The Collection

Ephemera

noun

  1. Something of no lasting significance– usually used in plural.

  2. plural : paper items (such as posters, broadsides, and tickets) that were originally meant to be discarded after use but have since become collectibles.

After reading the above definition (source), it should come as no surprise that the collection “Radical Ephemera and Underground Publications,” poses unique digitization problems, mostly stemming from the fact that these manuscripts are ephemeral in nature.

MS-0013-01-26-002
“…The SDSC Strike Committee calls on you to shut down the campus Thursday and Friday to protest the government’s military aggression against the people at home and abroad.”

This collection, as the name states, is composed of a wide-variety of materials, the vast majority of which were printed quickly on low-quality paper. In a hurry to post the fliers and publish the newsletters, the creators of these documents often did not care if the type set was perfectly level or if the paper was loaded correctly.

The Strike Committee, who produced the flier to the right, posted these around the SDSU campus (then San Diego State College) to gather support for a strike. The type is legible, due in large part to the persistence of the ink. However, one large problem is found at the bottom of the page. Due to the slanted type, the text, believed to say, “US out of Vietnam NOW,” and the bottom of the fist/peace image, has been eliminated from the flier due to quick and haphazard reproduction.

Additionally, as is clear in this flier and the one below, these ephemera often were treated carelessly: large creases, wrinkled edges, and folded corners are more than common throughout the collection. These can leave papers with uneven sides and cause additional problems when scanning.

MS-0013-01-09-002
Created by the Grass Roots Society, this flyer reads “May God shit on those who ripped down our commune. Be sure to vote today.”

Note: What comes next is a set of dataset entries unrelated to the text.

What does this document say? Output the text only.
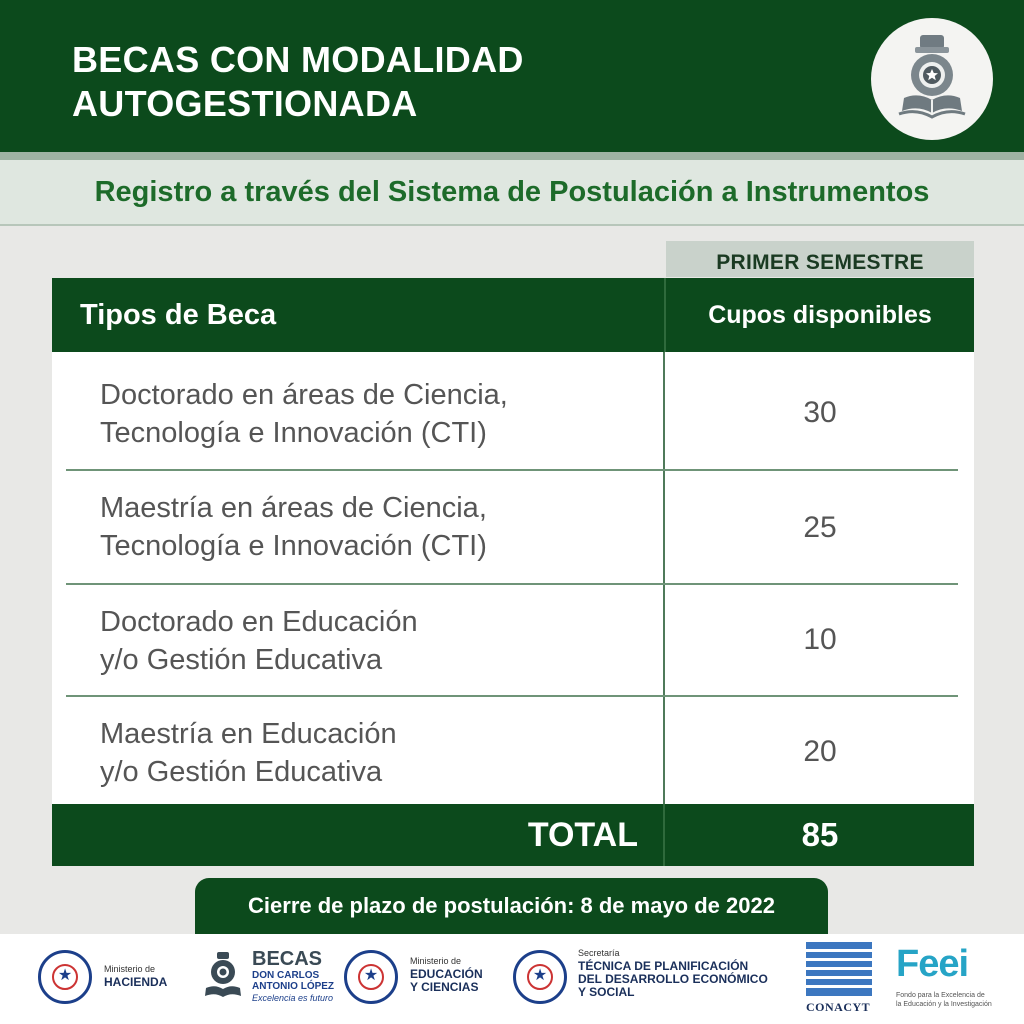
BECAS CON MODALIDAD
AUTOGESTIONADA
Registro a través del Sistema de Postulación a Instrumentos
PRIMER SEMESTRE
Tipos de Beca	Cupos disponibles
Doctorado en áreas de Ciencia,
Tecnología e Innovación (CTI)
30
Maestría en áreas de Ciencia,
Tecnología e Innovación (CTI)
25
Doctorado en Educación
y/o Gestión Educativa
10
Maestría en Educación
y/o Gestión Educativa
20
TOTAL	85
Cierre de plazo de postulación: 8 de mayo de 2022
★	Ministerio de
HACIENDA
BECAS
DON CARLOS
ANTONIO LÓPEZ
Excelencia es futuro
★
Ministerio de
EDUCACIÓN
Y CIENCIAS
★
Secretaría
TÉCNICA DE PLANIFICACIÓN
DEL DESARROLLO ECONÓMICO
Y SOCIAL
CONACYT
Feei
Fondo para la Excelencia de
la Educación y la Investigación
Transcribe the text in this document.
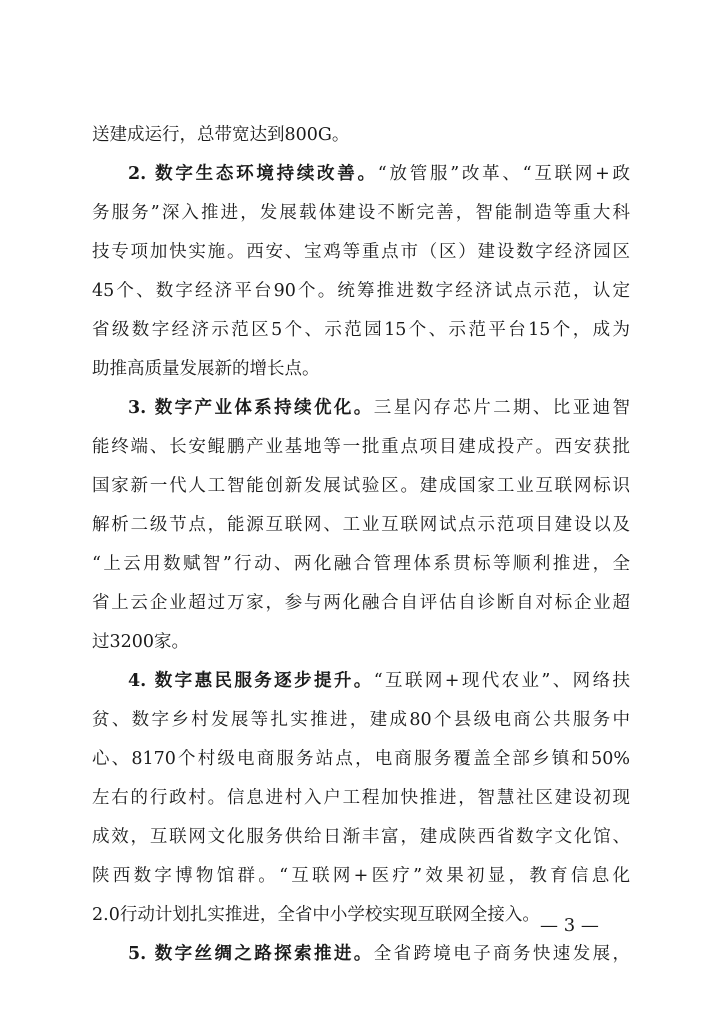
送建成运行，总带宽达到800G。
2. 数字生态环境持续改善。“放管服”改革、“互联网+政
务服务”深入推进，发展载体建设不断完善，智能制造等重大科
技专项加快实施。西安、宝鸡等重点市（区）建设数字经济园区
45个、数字经济平台90个。统筹推进数字经济试点示范，认定
省级数字经济示范区5个、示范园15个、示范平台15个，成为
助推高质量发展新的增长点。
3. 数字产业体系持续优化。三星闪存芯片二期、比亚迪智
能终端、长安鲲鹏产业基地等一批重点项目建成投产。西安获批
国家新一代人工智能创新发展试验区。建成国家工业互联网标识
解析二级节点，能源互联网、工业互联网试点示范项目建设以及
“上云用数赋智”行动、两化融合管理体系贯标等顺利推进，全
省上云企业超过万家，参与两化融合自评估自诊断自对标企业超
过3200家。
4. 数字惠民服务逐步提升。“互联网+现代农业”、网络扶
贫、数字乡村发展等扎实推进，建成80个县级电商公共服务中
心、8170个村级电商服务站点，电商服务覆盖全部乡镇和50%
左右的行政村。信息进村入户工程加快推进，智慧社区建设初现
成效，互联网文化服务供给日渐丰富，建成陕西省数字文化馆、
陕西数字博物馆群。“互联网+医疗”效果初显，教育信息化
2.0行动计划扎实推进，全省中小学校实现互联网全接入。
5. 数字丝绸之路探索推进。全省跨境电子商务快速发展，
— 3 —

The flier on the left is fading quickly, leaving much of the lettering and the peace sign in the bottom left corner nearly invisible.

With problems such as these, getting the best possible scan can prove really challenging. With the Strike Committee flier, crooked lettering means scans will look sloppy and slanted. With the Grass Roots Society flier, adjusting the coloring to make the lettering legible means inaccurately representing the color of the paper.

Deciding how far to edit images, such as to crop and rotate paper  or excessively adjust exposure or color, can be challenging. Having these conversations early in the scanning process will save time, and result in a digital collection to be proud of.